Objectif Soins n° 270 du 01/09/2019

 

Actualités

Claire Pourprix  

Gerontologie

Infirmière, députée LREM de la huitième circonscription de la Loire-Atlantique, Audrey Dufeu-Schubert s'est vu confier par le Premier ministre une mission gouvernementale sur " La place et l'image des aînés dans notre société". Elle nous dévoile les contours et les objectifs de ce travail qui sera rendu public en amont du projet de loi « Grand âge et autonomie » à l'automne. Et saisit cette occasion pour défendre les professions paramédicales.

En quoi consiste la mission gouvernementale sur « La place et l'image des aînés dans notre société » ?

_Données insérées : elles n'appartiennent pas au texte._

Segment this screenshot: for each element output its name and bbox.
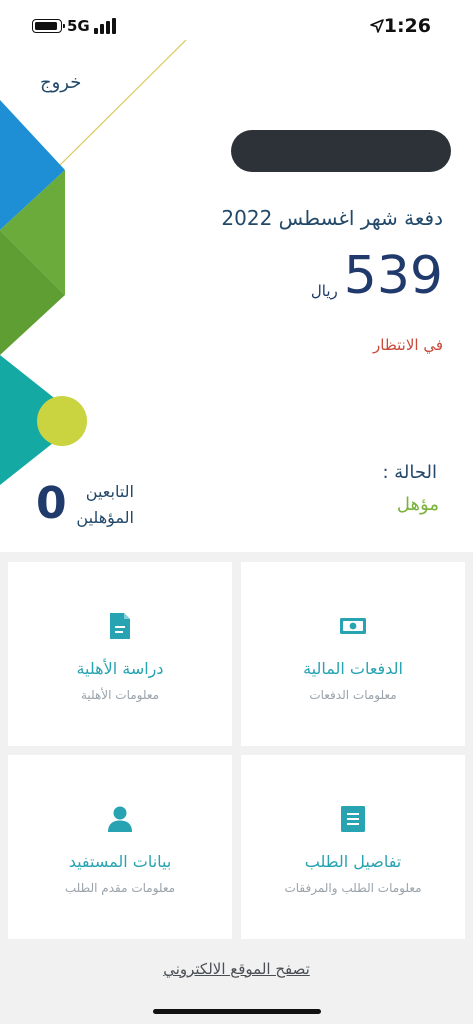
payment-title: دفعة شهر اغسطس 2022 <box>221 206 443 230</box>
beneficiary-card[interactable]: بيانات المستفيد معلومات مقدم الطلب <box>8 755 232 939</box>
request-details-card[interactable]: تفاصيل الطلب معلومات الطلب والمرفقات <box>241 755 465 939</box>
beneficiary-card-title: بيانات المستفيد <box>68 852 172 871</box>
home-indicator[interactable] <box>153 1009 321 1014</box>
beneficiary-card-subtitle: معلومات مقدم الطلب <box>64 881 176 895</box>
eligibility-study-card[interactable]: دراسة الأهلية معلومات الأهلية <box>8 562 232 746</box>
payment-amount: 539 ريال <box>311 250 443 302</box>
user-icon <box>108 806 132 832</box>
payments-card-title: الدفعات المالية <box>303 659 403 678</box>
location-arrow-icon <box>370 19 384 33</box>
money-icon <box>340 618 366 634</box>
payment-status: في الانتظار <box>373 336 443 354</box>
dependents-label-line2: المؤهلين <box>76 508 134 527</box>
document-icon <box>110 613 130 639</box>
signal-icon <box>94 18 116 34</box>
amount-value: 539 <box>343 246 443 306</box>
eligibility-label: الحالة : <box>382 462 437 483</box>
eligibility-value: مؤهل <box>396 494 439 515</box>
payments-card-subtitle: معلومات الدفعات <box>309 688 397 702</box>
dependents-count: 0 <box>36 478 67 529</box>
payments-card[interactable]: الدفعات المالية معلومات الدفعات <box>241 562 465 746</box>
eligibility-study-card-subtitle: معلومات الأهلية <box>80 688 160 702</box>
eligibility-study-card-title: دراسة الأهلية <box>76 659 164 678</box>
list-icon <box>341 806 365 832</box>
network-type: 5G <box>67 17 90 35</box>
dependents-label-line1: التابعين <box>85 482 134 501</box>
request-details-card-title: تفاصيل الطلب <box>304 852 402 871</box>
user-name-redacted <box>231 130 451 172</box>
request-details-card-subtitle: معلومات الطلب والمرفقات <box>284 881 422 895</box>
decorative-shapes <box>0 40 187 485</box>
battery-icon <box>32 19 65 33</box>
website-link[interactable]: تصفح الموقع الالكتروني <box>0 960 473 978</box>
amount-currency: ريال <box>310 282 338 300</box>
status-time: 1:26 <box>383 15 431 37</box>
logout-button[interactable]: خروج <box>40 72 81 93</box>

Je travaille depuis septembre 2018 au sein d'un « laboratoire d'idées », que je coanime avec le Pr. Gilles Berrut (président du gérontopôle des Pays de la Loire), sur la question des discriminations liées à l'âge et du regard que porte la société sur les personnes vieillissantes. La mission que m'a confiée le Premier ministre s'inscrit dans le contexte du projet de loi « Grand âge et autonomie » qui doit être présenté par la ministre des Solidarités et de la Santé à l'automne. Ma mission porte sur trois axes : faire un état des lieux des discriminations liées à l'âge et les mettre en perspective avec le droit de la personne âgée ; identifier les leviers permettant de valoriser la place des personnes âgées dans notre société afin de promouvoir une image plus positive ; identifier les actions permettant de réconcilier les générations (au sein des programmes scolaires, dans le cadre du service national universel ou encore via le bénévolat). L'ensemble de ce travail aboutira à la remise d'un rapport mi-octobre, pour communiquer sur le sujet en amont du texte de loi. L'enjeu est de ne pas stigmatiser une catégorie de la population, de ne pas mettre les gens dans les cases. A ce titre, la sémantique a une grande importance : doit-on parler de grand âge ? d'avancée en âge ? De même, il ne faut pas se focaliser uniquement sur la dépendance : 15 % des personnes de plus de 65 ans sont dépendantes, cela veut dire que 85 % ne le sont pas. La personne ne doit pas être résumée à son âge, sa pathologie, chacune a un passé, une richesse, une expérience. Il nous faut donc trouver des solutions pour valoriser les personnes vieillissantes, améliorer les conditions de fin de carrière, repenser notre rapport à la mort. En effet, derrière le déni du vieillissement se cache souvent une peur de la mort qui constitue sans doute le nœud du problème.

Votre fonction d'infirmière vous est-elle utile dans cette mission ?

Cette mission donne du sens à mon mandat, je la réalise avec mon regard de soignante, de politique et de citoyenne car c'est un sujet qui me tient à cœur, avec une portée sociétale et humaniste. En tant qu'infirmière puis comme directrice d'établissement accueillant un service de soins palliatifs, j'ai été interpellée par les différences d'accompagnement en fin de vie des patients jeunes et des plus âgés. Cela m'a questionnée sur les droits effectifs des personnes en fonction de leur âge. Le fait d'être infirmière donne confiance et crédibilise mon travail : la compétence infirmière est relationnelle, avant d'être technique, et je m'en sers au quotidien pour entrer facilement et rapidement en contact avec les gens. Je sais les écouter, les mettre en confiance quel que soit leur statut. La décision du Premier ministre de confier cette mission à une députée non-médecin est à souligner. Je suis d'autant plus fière de représenter les paramédicaux sur ces questions, à l'heure où la filière est très tendue, notamment dans les Ehpad et aux urgences. Il y a une réelle nécessité de changer le regard de la société sur les métiers paramédicaux car demain nous aurons besoin d'être en nombre pour prendre soin des personnes âgées. J'espère que cette mission jouera en faveur de la reconnaissance des professions paramédicales, de la filière gérontologique et gériatrique. Demain la population âgée à domicile sera multipliée par deux ou trois, les infirmières libérales seront en première ligne.

Vous menez ce travail seule, il touche à de nombreuses spécialités. Comment vous organisez-vous ?

La question de la place des aînés ne doit pas être réduite au seul secteur médico-social. Elle touche différents ministères et toutes sortes de structures : les associations de patients, les Ehpad, les collectivités territoriales, les médias et notamment l'audiovisuel... qui ont un rôle clé dans l'impulsion d'une image positive des personnes âgées. Mon travail repose sur des auditions individuelles et des visites de terrain. Fin juillet, je réaliserai un tour de France du grand âge afin d'échanger avec les acteurs locaux et recueillir des propositions. Beaucoup de choses ont déjà été écrites sur le sujet, les modèles des pays nordiques et du Canada sont très intéressants. Mais nous ne pouvons pas copier un modèle existant : chaque pays a sa culture à nous d'inventer notre propre modèle.